Managing stress and high blood pressure can be a challenge, considering that either one of them is a problem in as of itself. High blood pressure, sometimes referred to as hypertension, increases the likelihood of stroke, heart attack, kidney disease and congestive heart failure among other risk factors in the sufferer. The typical cause of hypertension is the levels of leptin and insulin elevated.
Stress affects us in multiple ways. It is premised on the nature and lifestyles we live. How much of it one experiences and their reaction to the stress can open you to a myriad of challenges. That heightens the need to know how to manage or deal with stress.
Stress can and does cause high blood pressure, among many other issues. Having the two in combination can have disastrous effects. When stress calls on you, it sets off a chain of reactions; it saps your energy, contributes to insomnia, and makes you cranky, uncontrollable, and moody.
Breathing and heart rate picks up pace getting you set to deal with what is determined to be the stressor. Intermittent fasting can be helpful for overweight people. Avoiding processed foods helps, as they contain harmful fats, processed salts and come loaded with sugar or fructose.
The amount of blood pumped through your arteries and the level of resistance at a given time determines your blood pressure. The more the blood pumped in a constricted environment, the higher the pressure is bound to be.
Stress heightens adrenaline levels in your system, in turn, increases the blood flow, resulting in increased blood pressure.
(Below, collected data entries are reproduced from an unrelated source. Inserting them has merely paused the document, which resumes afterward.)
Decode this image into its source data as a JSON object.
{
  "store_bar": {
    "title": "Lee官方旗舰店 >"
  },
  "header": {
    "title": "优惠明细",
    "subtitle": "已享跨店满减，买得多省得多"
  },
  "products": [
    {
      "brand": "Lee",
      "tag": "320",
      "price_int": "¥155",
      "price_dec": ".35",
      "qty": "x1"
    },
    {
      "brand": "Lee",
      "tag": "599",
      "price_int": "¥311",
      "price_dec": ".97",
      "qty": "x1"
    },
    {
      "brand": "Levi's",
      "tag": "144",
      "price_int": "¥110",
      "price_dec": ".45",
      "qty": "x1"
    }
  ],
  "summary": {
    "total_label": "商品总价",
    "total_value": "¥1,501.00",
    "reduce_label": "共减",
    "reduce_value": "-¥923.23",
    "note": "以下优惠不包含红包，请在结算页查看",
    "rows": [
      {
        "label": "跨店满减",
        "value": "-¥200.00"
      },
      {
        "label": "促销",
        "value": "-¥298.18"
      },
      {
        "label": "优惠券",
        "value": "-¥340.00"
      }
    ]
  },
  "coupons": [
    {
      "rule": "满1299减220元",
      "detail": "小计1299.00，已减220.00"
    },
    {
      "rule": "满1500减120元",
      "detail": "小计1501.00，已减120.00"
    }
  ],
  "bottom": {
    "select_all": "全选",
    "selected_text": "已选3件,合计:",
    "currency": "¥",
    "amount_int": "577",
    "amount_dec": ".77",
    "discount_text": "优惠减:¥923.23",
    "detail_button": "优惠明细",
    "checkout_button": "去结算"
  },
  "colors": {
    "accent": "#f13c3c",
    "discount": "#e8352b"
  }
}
The challenge with hypertension it is silent, in that it presents no symptoms; even when the readings are at dangerous levels until it is too late.
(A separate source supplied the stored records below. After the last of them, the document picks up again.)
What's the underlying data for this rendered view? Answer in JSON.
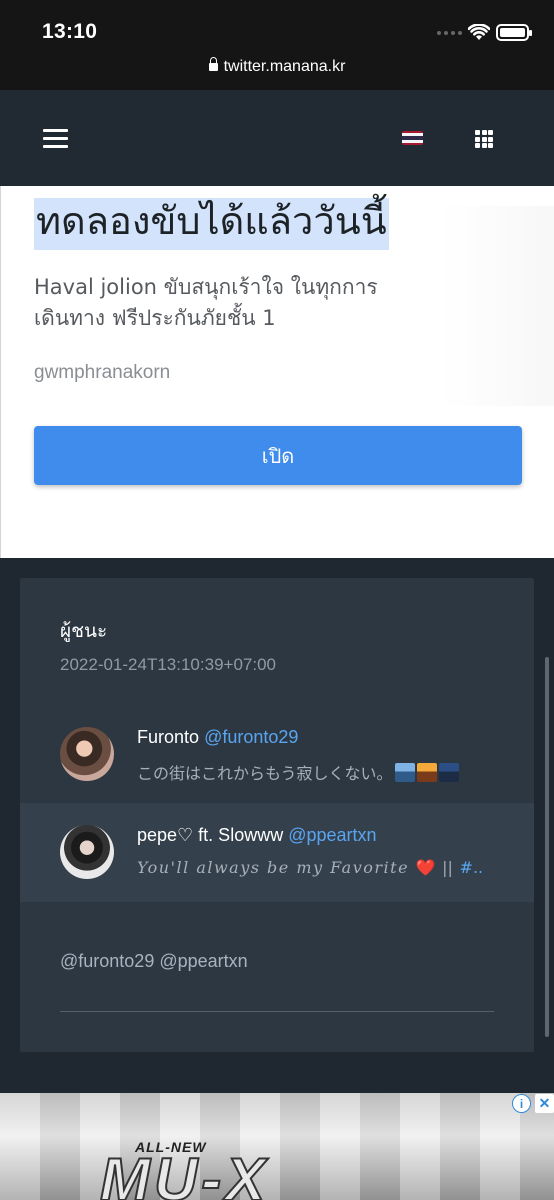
{
  "status_bar": {
    "time": "13:10",
    "url": "twitter.manana.kr"
  },
  "nav": {
    "menu_icon": "hamburger-icon",
    "language_icon": "thai-flag-icon",
    "apps_icon": "grid-icon"
  },
  "ad": {
    "headline": "ทดลองขับได้แล้ววันนี้",
    "description": "Haval jolion ขับสนุกเร้าใจ ในทุกการเดินทาง ฟรีประกันภัยชั้น 1",
    "advertiser": "gwmphranakorn",
    "button_label": "เปิด"
  },
  "card": {
    "title": "ผู้ชนะ",
    "timestamp": "2022-01-24T13:10:39+07:00",
    "tweets": [
      {
        "name": "Furonto",
        "handle": "@furonto29",
        "text": "この街はこれからもう寂しくない。"
      },
      {
        "name": "pepe♡ ft. Slowww",
        "handle": "@ppeartxn",
        "text": "You'll always be my Favorite",
        "heart": "❤️",
        "separator": "||",
        "hashtag": "#..."
      }
    ],
    "mentions": "@furonto29 @ppeartxn"
  },
  "bottom_ad": {
    "tagline": "ALL-NEW",
    "model": "MU-X",
    "info_icon": "i",
    "close_icon": "✕"
  }
}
Risk Factors for High Blood Pressure
The risk levels increase with age and more common among men. Some races are more prone to early diagnosis of high blood pressure than others. It can be hereditary, running through the family. Additionally, obesity increases its inclination noting that you need more blood flow to your tissue putting pressure on the blood vessels.
Physical inactivity not only increases the chances of being overweight, but it also makes it harder for the heart to function. The added effort adds strain to the heart. High sodium diets retain body fluids putting you at risk by increasing your blood pressure.
Managing High Blood Pressure & Stress
Measures that manage high blood pressure also tone down the effects of stress.
- Take note of all symptoms you are feeling (chest pains, shortness of breath, etc.) and inform your doctor.
- Find out the kinds of foods you need to keep away from
- Discuss an exercise regime with your doctor to bring down and manage any stress levels
- Keep abreast, have your blood pressure checked regularly
- Figure out what your stressors are and manage them
Candesartan is renowned for its abilities in managing high blood pressure. However, it has side effects. Keeping away from the machinery of the drug makes you dizzy. Limit to activity that does not call for high alertness. Other possible side effects: vomiting, diarrhoea, sweating too much, or feeling lightheaded.
Before you taking any medication, be it Candesartan or other, consult with your doctor.